One odd entry in the failing boot.msg log has me puzzled. The failing boot.msg log shows that it determined that your native display mode is 1024 x 768. It should show a native display geometry (aka “modeline”) of 1920 x 1080. This fact is indicative of a DVD-install where the intermediate boot (following the “countdown”) returned a (blank, black, white or empty) screen. A reboot at that point, restarting with either nomodeset or failsafe mode, will install oS, but the result will not boot to native size, nor will the workaround(s) function.
I know your problems and I read carefully the workaround you established.
However, It can’t work in my case because I have a desktop and no lid to close! Only a power button.
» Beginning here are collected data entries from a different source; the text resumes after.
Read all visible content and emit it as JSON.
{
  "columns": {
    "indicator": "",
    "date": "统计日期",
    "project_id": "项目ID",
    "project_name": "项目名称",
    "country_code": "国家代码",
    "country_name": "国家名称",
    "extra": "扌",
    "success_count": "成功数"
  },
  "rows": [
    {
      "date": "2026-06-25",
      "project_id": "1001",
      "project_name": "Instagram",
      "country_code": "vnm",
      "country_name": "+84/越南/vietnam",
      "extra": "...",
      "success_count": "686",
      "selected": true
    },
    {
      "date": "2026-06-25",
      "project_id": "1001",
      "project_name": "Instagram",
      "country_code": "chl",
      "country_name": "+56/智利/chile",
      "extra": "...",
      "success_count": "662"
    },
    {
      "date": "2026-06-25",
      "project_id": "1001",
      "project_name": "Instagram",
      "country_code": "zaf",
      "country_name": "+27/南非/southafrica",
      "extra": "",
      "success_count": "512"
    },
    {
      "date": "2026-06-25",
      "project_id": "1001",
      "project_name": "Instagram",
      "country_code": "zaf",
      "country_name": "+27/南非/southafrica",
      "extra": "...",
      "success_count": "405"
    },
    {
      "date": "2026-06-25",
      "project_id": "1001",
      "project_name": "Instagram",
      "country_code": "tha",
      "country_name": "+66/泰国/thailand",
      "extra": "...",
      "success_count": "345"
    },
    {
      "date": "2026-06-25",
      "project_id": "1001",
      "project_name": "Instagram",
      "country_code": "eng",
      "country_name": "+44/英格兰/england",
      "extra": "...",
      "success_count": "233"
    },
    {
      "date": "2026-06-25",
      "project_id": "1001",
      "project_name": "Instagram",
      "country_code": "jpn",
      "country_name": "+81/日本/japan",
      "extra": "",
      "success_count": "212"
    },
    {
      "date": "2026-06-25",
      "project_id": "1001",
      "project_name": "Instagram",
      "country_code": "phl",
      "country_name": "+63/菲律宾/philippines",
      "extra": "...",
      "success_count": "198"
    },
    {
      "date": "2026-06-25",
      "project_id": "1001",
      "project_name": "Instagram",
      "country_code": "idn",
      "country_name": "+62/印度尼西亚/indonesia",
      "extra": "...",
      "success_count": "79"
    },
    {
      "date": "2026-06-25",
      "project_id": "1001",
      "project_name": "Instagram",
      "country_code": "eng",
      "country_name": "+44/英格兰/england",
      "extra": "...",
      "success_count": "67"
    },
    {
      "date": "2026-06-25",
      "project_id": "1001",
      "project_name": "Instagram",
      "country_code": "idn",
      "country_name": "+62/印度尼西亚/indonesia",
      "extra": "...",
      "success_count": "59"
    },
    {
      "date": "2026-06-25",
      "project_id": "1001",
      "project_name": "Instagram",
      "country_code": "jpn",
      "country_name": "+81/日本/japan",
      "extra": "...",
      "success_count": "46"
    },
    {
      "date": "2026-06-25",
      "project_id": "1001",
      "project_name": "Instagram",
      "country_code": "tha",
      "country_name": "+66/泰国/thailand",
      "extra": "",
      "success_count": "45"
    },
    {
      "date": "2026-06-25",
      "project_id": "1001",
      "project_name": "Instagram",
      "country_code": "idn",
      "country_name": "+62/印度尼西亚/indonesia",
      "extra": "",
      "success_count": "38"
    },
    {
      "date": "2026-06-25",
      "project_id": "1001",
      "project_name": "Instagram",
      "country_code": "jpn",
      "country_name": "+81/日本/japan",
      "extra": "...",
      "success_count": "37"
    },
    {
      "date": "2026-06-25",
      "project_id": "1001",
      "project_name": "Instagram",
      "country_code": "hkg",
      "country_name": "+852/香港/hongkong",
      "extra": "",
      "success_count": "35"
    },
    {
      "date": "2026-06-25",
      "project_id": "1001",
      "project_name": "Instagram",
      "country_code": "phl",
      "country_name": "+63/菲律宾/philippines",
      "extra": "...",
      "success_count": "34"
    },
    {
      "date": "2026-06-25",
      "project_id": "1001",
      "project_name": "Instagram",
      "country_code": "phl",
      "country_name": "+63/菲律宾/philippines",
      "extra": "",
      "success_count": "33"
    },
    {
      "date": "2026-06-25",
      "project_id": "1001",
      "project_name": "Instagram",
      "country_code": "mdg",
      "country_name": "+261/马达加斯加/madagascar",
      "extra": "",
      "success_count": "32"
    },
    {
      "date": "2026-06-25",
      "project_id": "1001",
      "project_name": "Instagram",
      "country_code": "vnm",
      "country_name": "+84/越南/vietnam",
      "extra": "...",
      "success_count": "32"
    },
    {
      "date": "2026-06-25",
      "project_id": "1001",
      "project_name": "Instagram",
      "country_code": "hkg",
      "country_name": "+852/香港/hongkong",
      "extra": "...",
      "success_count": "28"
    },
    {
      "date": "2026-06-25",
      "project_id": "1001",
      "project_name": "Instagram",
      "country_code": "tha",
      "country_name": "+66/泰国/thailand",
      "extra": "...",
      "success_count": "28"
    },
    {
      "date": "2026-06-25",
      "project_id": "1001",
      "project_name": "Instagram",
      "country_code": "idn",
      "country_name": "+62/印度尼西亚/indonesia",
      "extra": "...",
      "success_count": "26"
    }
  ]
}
An other weird thing is that you mention that the LiveCD always works, which is not true for me. The computer fails with full install or live CD…
I’m under the impression that even with blank screen the boot completes, and linux runs under. Can you confirm?
I don’t know what to try now. I have this last two ideas :
-Try Fedora
-Try SUse 11.2 (no KMS) with updated kernel and X11
What do you think of that? Where can I find a 11.2 version?
Small update with all my activities since january the 12th, to solve my black screen at boot :
1/Fedora 14
-> No improvement, it looks like the problem is a linux issue and not a distro issue
2/update graphics package to :
the Linux 2.6.37 kernel,
Mesa 7.10,
the latest libdrm,
and the xf86-video-intel 2.14.0
-> No improvement, still black screen at boot
3/build a kernel from the edp-fixes-2 branch of the git folder *git://git.kernel.org/pub/scm/linux/kernel/git/jbarnes/drm-intel.git *described in the threadBug 29278.
-> No improvements, still black screen
4/build a kernel from the drm-intel-next branch of the git folder git://git.kernel.org/pub/scm/linux/kernel/git/ickle/drm-intel described in the threadBug 29278.
-> No improvements, still black screen
5/Install the linux kernel 2.6.38-rc1 from the source of kernel.org
-> No improvement, still black screen at boot, even NOMODESET doesn’t enable a working system.
So it looks like there is no solution to have linux working on the HP All in One 200, and I have no hope for the future as it is a very particular issue linked to my hardware, and not a general i3 core issue!